ジョー・チャーバニックは、かつてキアヌ・リーヴスが所属するロックバンド“ドッグスター”のMTVも手掛けていた。そこで繋がりを持ったキアヌは、チャーバニックが映画を撮る予定だと知った時、「じゃあゲスト出演してもいいよ」と軽く口約束をした。
その時点では、キアヌは短い出番のカメオ出演という心積もりだった。

ところがチャーバニック初監督作品の企画は、いつの間にかビッグ・バジェットに膨れ上がっていた。当初はチョイ役だったはずのキアヌの役割は、かなり大きな扱いへと変更されていた。
キアヌは降板したかったが(安いギャラで出演する約束だったので)、簡単に降りられない理由があった。それは、「チャーバニックの映画に出演する」という口約束の存在だ。
たかが口約束なのだから、それを破っても大して問題は無いと考えるかもしれない。しかし、ひょっとすると裁判沙汰になって、大金を支払うハメになるという危険性もあった。

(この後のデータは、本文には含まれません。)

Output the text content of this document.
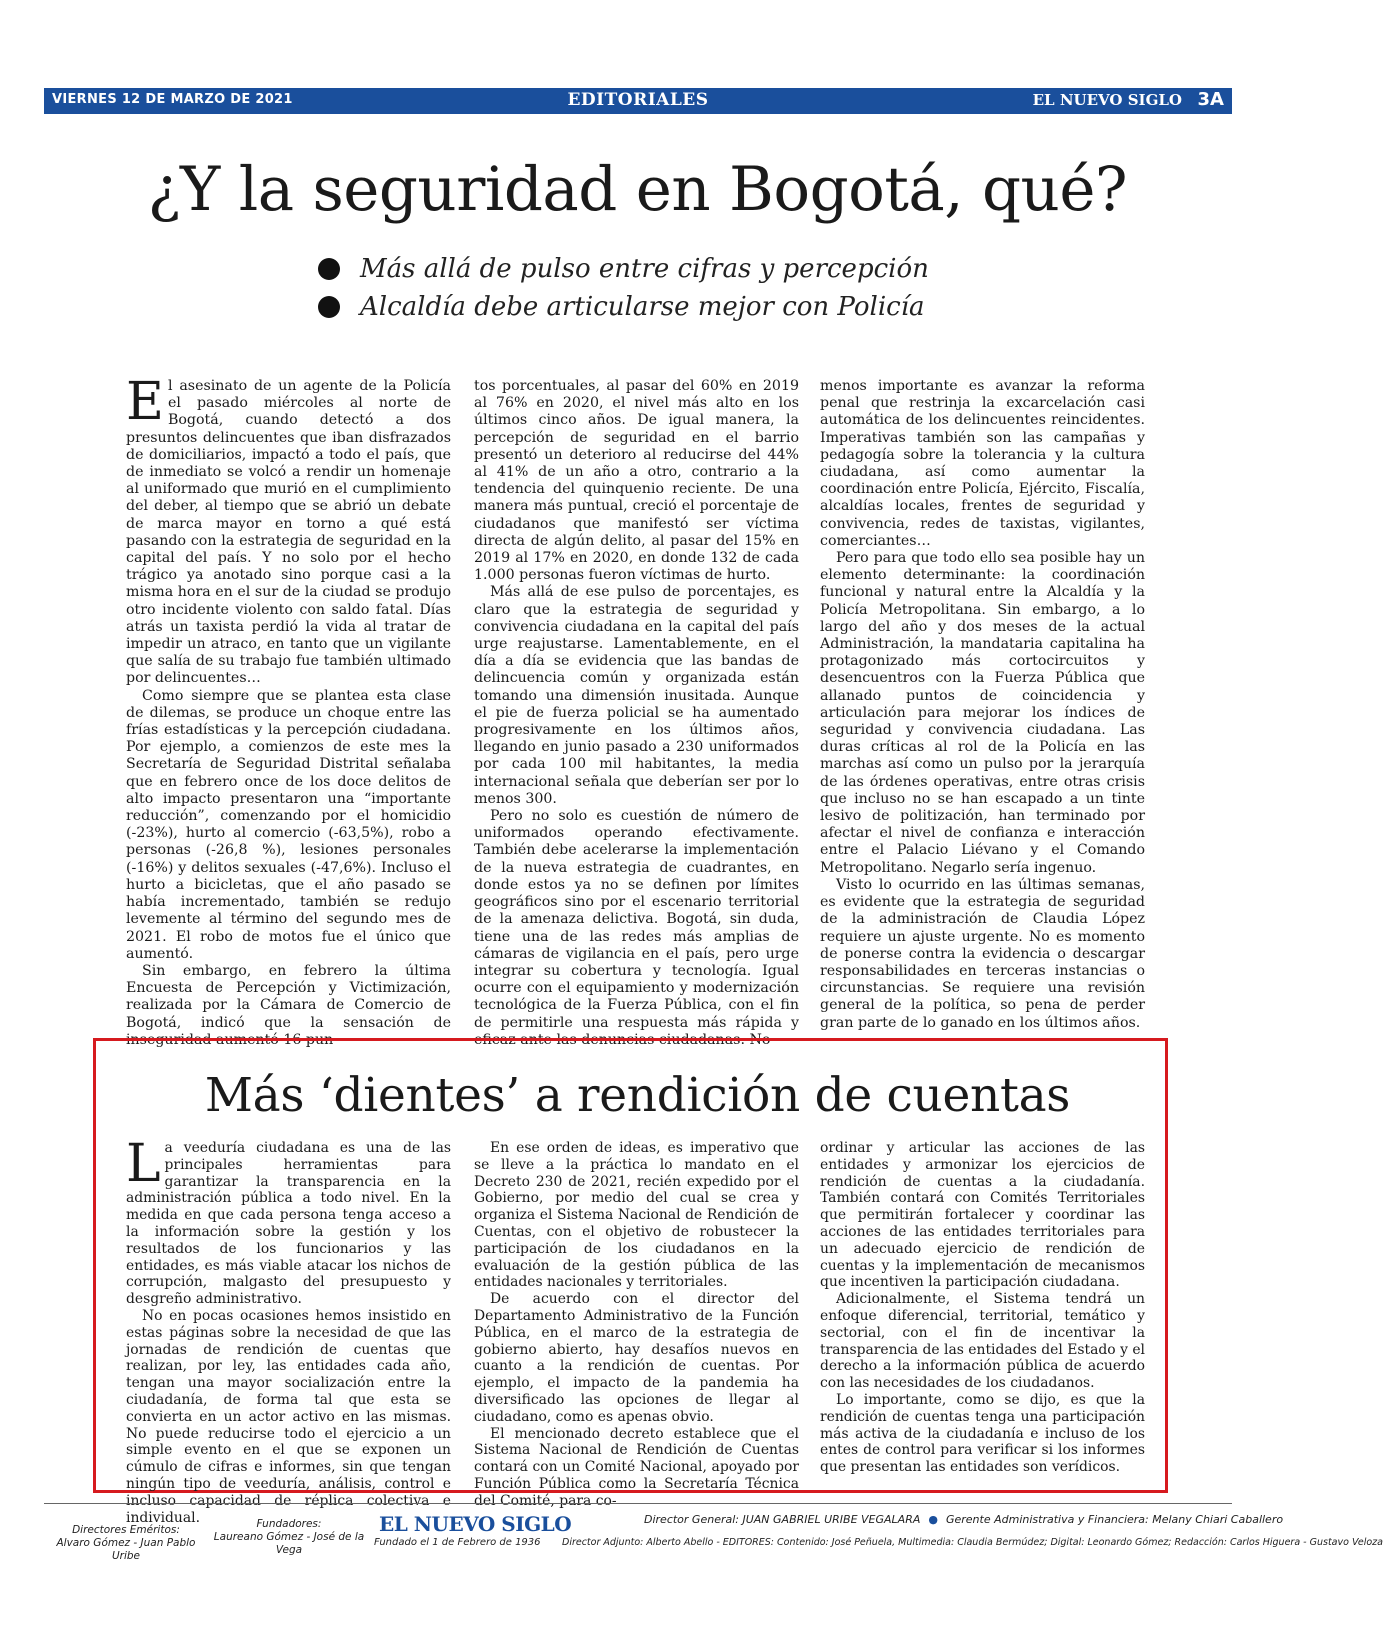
VIERNES 12 DE MARZO DE 2021	EDITORIALES	EL NUEVO SIGLO 3A
¿Y la seguridad en Bogotá, qué?
Más allá de pulso entre cifras y percepción
Alcaldía debe articularse mejor con Policía

El asesinato de un agente de la Policía el pasado miércoles al norte de Bogotá, cuando detectó a dos presuntos delincuentes que iban disfrazados de domiciliarios, impactó a todo el país, que de inmediato se volcó a rendir un homenaje al uniformado que murió en el cumplimiento del deber, al tiempo que se abrió un debate de marca mayor en torno a qué está pasando con la estrategia de seguridad en la capital del país. Y no solo por el hecho trágico ya anotado sino porque casi a la misma hora en el sur de la ciudad se produjo otro incidente violento con saldo fatal. Días atrás un taxista perdió la vida al tratar de impedir un atraco, en tanto que un vigilante que salía de su trabajo fue también ultimado por delincuentes…

Como siempre que se plantea esta clase de dilemas, se produce un choque entre las frías estadísticas y la percepción ciudadana. Por ejemplo, a comienzos de este mes la Secretaría de Seguridad Distrital señalaba que en febrero once de los doce delitos de alto impacto presentaron una “importante reducción”, comenzando por el homicidio (-23%), hurto al comercio (-63,5%), robo a personas (-26,8 %), lesiones personales (-16%) y delitos sexuales (-47,6%). Incluso el hurto a bicicletas, que el año pasado se había incrementado, también se redujo levemente al término del segundo mes de 2021. El robo de motos fue el único que aumentó.

Sin embargo, en febrero la última Encuesta de Percepción y Victimización, realizada por la Cámara de Comercio de Bogotá, indicó que la sensación de inseguridad aumentó 16 pun-

tos porcentuales, al pasar del 60% en 2019 al 76% en 2020, el nivel más alto en los últimos cinco años. De igual manera, la percepción de seguridad en el barrio presentó un deterioro al reducirse del 44% al 41% de un año a otro, contrario a la tendencia del quinquenio reciente. De una manera más puntual, creció el porcentaje de ciudadanos que manifestó ser víctima directa de algún delito, al pasar del 15% en 2019 al 17% en 2020, en donde 132 de cada 1.000 personas fueron víctimas de hurto.

Más allá de ese pulso de porcentajes, es claro que la estrategia de seguridad y convivencia ciudadana en la capital del país urge reajustarse. Lamentablemente, en el día a día se evidencia que las bandas de delincuencia común y organizada están tomando una dimensión inusitada. Aunque el pie de fuerza policial se ha aumentado progresivamente en los últimos años, llegando en junio pasado a 230 uniformados por cada 100 mil habitantes, la media internacional señala que deberían ser por lo menos 300.

Pero no solo es cuestión de número de uniformados operando efectivamente. También debe acelerarse la implementación de la nueva estrategia de cuadrantes, en donde estos ya no se definen por límites geográficos sino por el escenario territorial de la amenaza delictiva. Bogotá, sin duda, tiene una de las redes más amplias de cámaras de vigilancia en el país, pero urge integrar su cobertura y tecnología. Igual ocurre con el equipamiento y modernización tecnológica de la Fuerza Pública, con el fin de permitirle una respuesta más rápida y eficaz ante las denuncias ciudadanas. No

menos importante es avanzar la reforma penal que restrinja la excarcelación casi automática de los delincuentes reincidentes. Imperativas también son las campañas y pedagogía sobre la tolerancia y la cultura ciudadana, así como aumentar la coordinación entre Policía, Ejército, Fiscalía, alcaldías locales, frentes de seguridad y convivencia, redes de taxistas, vigilantes, comerciantes…

Pero para que todo ello sea posible hay un elemento determinante: la coordinación funcional y natural entre la Alcaldía y la Policía Metropolitana. Sin embargo, a lo largo del año y dos meses de la actual Administración, la mandataria capitalina ha protagonizado más cortocircuitos y desencuentros con la Fuerza Pública que allanado puntos de coincidencia y articulación para mejorar los índices de seguridad y convivencia ciudadana. Las duras críticas al rol de la Policía en las marchas así como un pulso por la jerarquía de las órdenes operativas, entre otras crisis que incluso no se han escapado a un tinte lesivo de politización, han terminado por afectar el nivel de confianza e interacción entre el Palacio Liévano y el Comando Metropolitano. Negarlo sería ingenuo.

Visto lo ocurrido en las últimas semanas, es evidente que la estrategia de seguridad de la administración de Claudia López requiere un ajuste urgente. No es momento de ponerse contra la evidencia o descargar responsabilidades en terceras instancias o circunstancias. Se requiere una revisión general de la política, so pena de perder gran parte de lo ganado en los últimos años.

Más ‘dientes’ a rendición de cuentas

La veeduría ciudadana es una de las principales herramientas para garantizar la transparencia en la administración pública a todo nivel. En la medida en que cada persona tenga acceso a la información sobre la gestión y los resultados de los funcionarios y las entidades, es más viable atacar los nichos de corrupción, malgasto del presupuesto y desgreño administrativo.

No en pocas ocasiones hemos insistido en estas páginas sobre la necesidad de que las jornadas de rendición de cuentas que realizan, por ley, las entidades cada año, tengan una mayor socialización entre la ciudadanía, de forma tal que esta se convierta en un actor activo en las mismas. No puede reducirse todo el ejercicio a un simple evento en el que se exponen un cúmulo de cifras e informes, sin que tengan ningún tipo de veeduría, análisis, control e incluso capacidad de réplica colectiva e individual.

En ese orden de ideas, es imperativo que se lleve a la práctica lo mandato en el Decreto 230 de 2021, recién expedido por el Gobierno, por medio del cual se crea y organiza el Sistema Nacional de Rendición de Cuentas, con el objetivo de robustecer la participación de los ciudadanos en la evaluación de la gestión pública de las entidades nacionales y territoriales.

De acuerdo con el director del Departamento Administrativo de la Función Pública, en el marco de la estrategia de gobierno abierto, hay desafíos nuevos en cuanto a la rendición de cuentas. Por ejemplo, el impacto de la pandemia ha diversificado las opciones de llegar al ciudadano, como es apenas obvio.

El mencionado decreto establece que el Sistema Nacional de Rendición de Cuentas contará con un Comité Nacional, apoyado por Función Pública como la Secretaría Técnica del Comité, para co-

ordinar y articular las acciones de las entidades y armonizar los ejercicios de rendición de cuentas a la ciudadanía. También contará con Comités Territoriales que permitirán fortalecer y coordinar las acciones de las entidades territoriales para un adecuado ejercicio de rendición de cuentas y la implementación de mecanismos que incentiven la participación ciudadana.

Adicionalmente, el Sistema tendrá un enfoque diferencial, territorial, temático y sectorial, con el fin de incentivar la transparencia de las entidades del Estado y el derecho a la información pública de acuerdo con las necesidades de los ciudadanos.

Lo importante, como se dijo, es que la rendición de cuentas tenga una participación más activa de la ciudadanía e incluso de los entes de control para verificar si los informes que presentan las entidades son verídicos.

Directores Eméritos:
Alvaro Gómez - Juan Pablo Uribe
Fundadores:
Laureano Gómez - José de la Vega
EL NUEVO SIGLO
Fundado el 1 de Febrero de 1936
Director General: JUAN GABRIEL URIBE VEGALARA ● Gerente Administrativa y Financiera: Melany Chiari Caballero
Director Adjunto: Alberto Abello - EDITORES: Contenido: José Peñuela, Multimedia: Claudia Bermúdez; Digital: Leonardo Gómez; Redacción: Carlos Higuera - Gustavo Veloza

実際、キム・ベイシンガーが『ボクシング・ヘレナ』への出演約束を御破算にしたことで訴えられ、金を支払うよう命じる判決が出ているのだ。

そこでキアヌは自分の名前を宣伝で大きく扱わず、自分はプロモーション活動には協力しないという条件付きで、出演を承諾した。
そのように渋々ながらの出演なので、やる気が無いのは当然だ。
そう、この映画のキアヌは、完全に手抜きである。見た目からしてモッサリしていて全く冴えないが、それは「ホントは出たくなかったんだよ」という抵抗の姿勢である。
「嫌な仕事であろうと、承諾したからには一生懸命にやるべきだ」とキアヌを批判したくなる人もいるかもしれない。
しかし映画の出来映えを見ると、やる気を見せる方がバカバカしいんじゃないかと感じてしまう。何しろキアヌ、いきなりマヌケなダンスを踊らされるのだから、そりゃあ気持ちが乗っていけないのも理解できる。

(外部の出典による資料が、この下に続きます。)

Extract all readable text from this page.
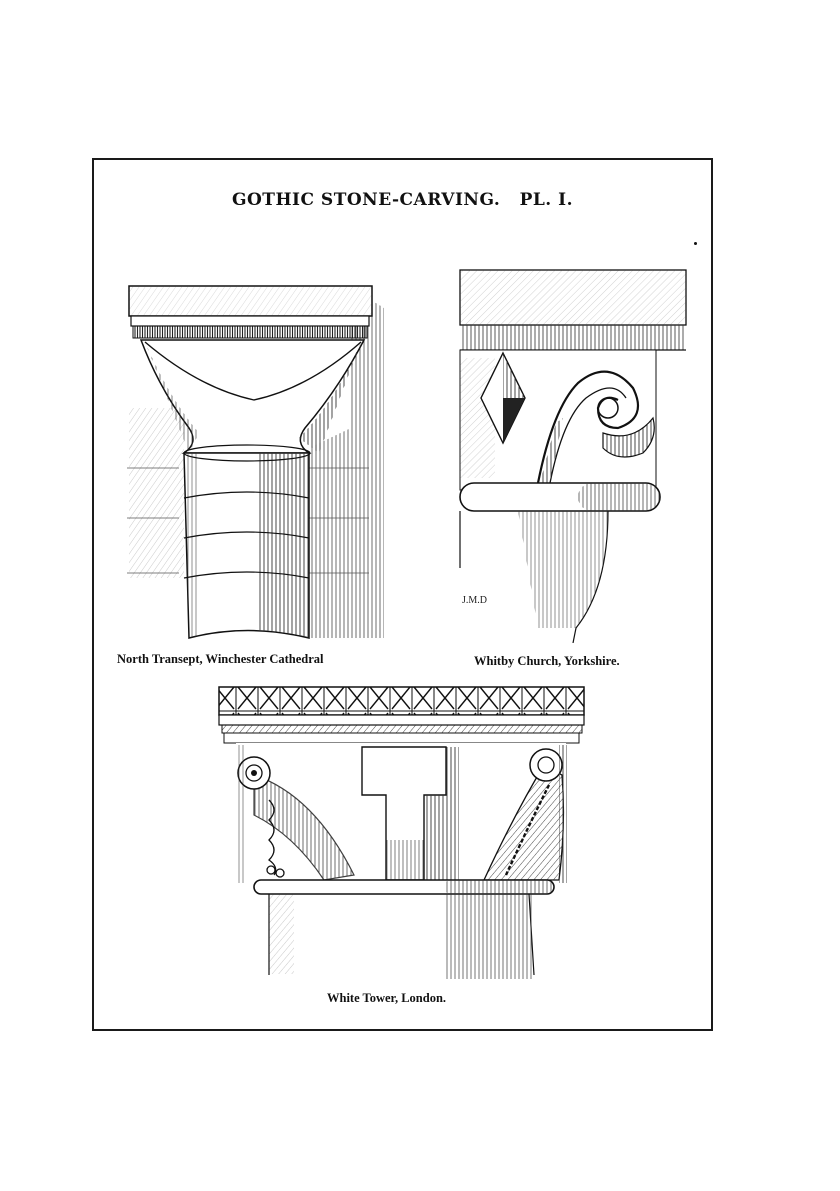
GOTHIC STONE-CARVING. PL. I.
North Transept, Winchester Cathedral
J.M.D
Whitby Church, Yorkshire.
White Tower, London.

最初から犯人の正体を明かしているので、ミステリーとしての面白さは無い。後は、犯罪者のキャラクターであったり、主人公が追い詰められていくサスペンスの妙であったり、そういう部分でアピールしていくしかない。
ところが、キアヌが手抜きをしているという以前の問題として、グリフィンという男がサイコ・キラーとして魅力を持っていない。
グリフィンの目的はキャンベルを振り向かせることであって、殺人そのものに快楽を覚えているわけではない。そうであるならば、女を捕まえた後に曲を掛けて踊ったり、気絶した相手を何度も蘇生させたりするのは意味が無い行為だろう。そんなことをしても、キャンベルが現場を見ているわけではないのだし。
設定と行動が一致していないんじゃないか。

グリフィンは、これまでの殺人で何の証拠も残していないのだから、かなり知的な男のはず。
ところが、映画が始まって以降の彼を見ている限り、行き当たりばったりで雑な行動が目立つ。殺人美学も感じないし、女性を手口も「留守を狙って部屋に潜入」という凡庸な方法。キアヌの投げやり芝居以前の問題として、冴えない奴なのだ。
キャンベルへの固執も「だから何がしたいの?」と思ってしまうし。

主人公にジェームズ・スペイダーを配しているのが、どうにも解せない。
グリフィンがキャンベルを追い求めているというのは、ホモセクシャルな匂いを感じさせる設定だ。ならばキアヌとの対比を考えて、線が細くてナヨッとしたスペイダーよりも、いかにもマッチョでタフガイな男優を配した方がいいんじゃないだろうか。
本来ならば、これはグリフィンとキャンベルの心理戦で引っ張っていくべき内容の作品だろう。ところが製作サイドも、それだけで引っ張るのは無理だと諦めていたのか、あるいは何も考えていなかっただけなのか、途中で雑なカーチェイスや爆発といった、アクションを持ち込んでいる。
それは完全に、「逃げ」の行為である。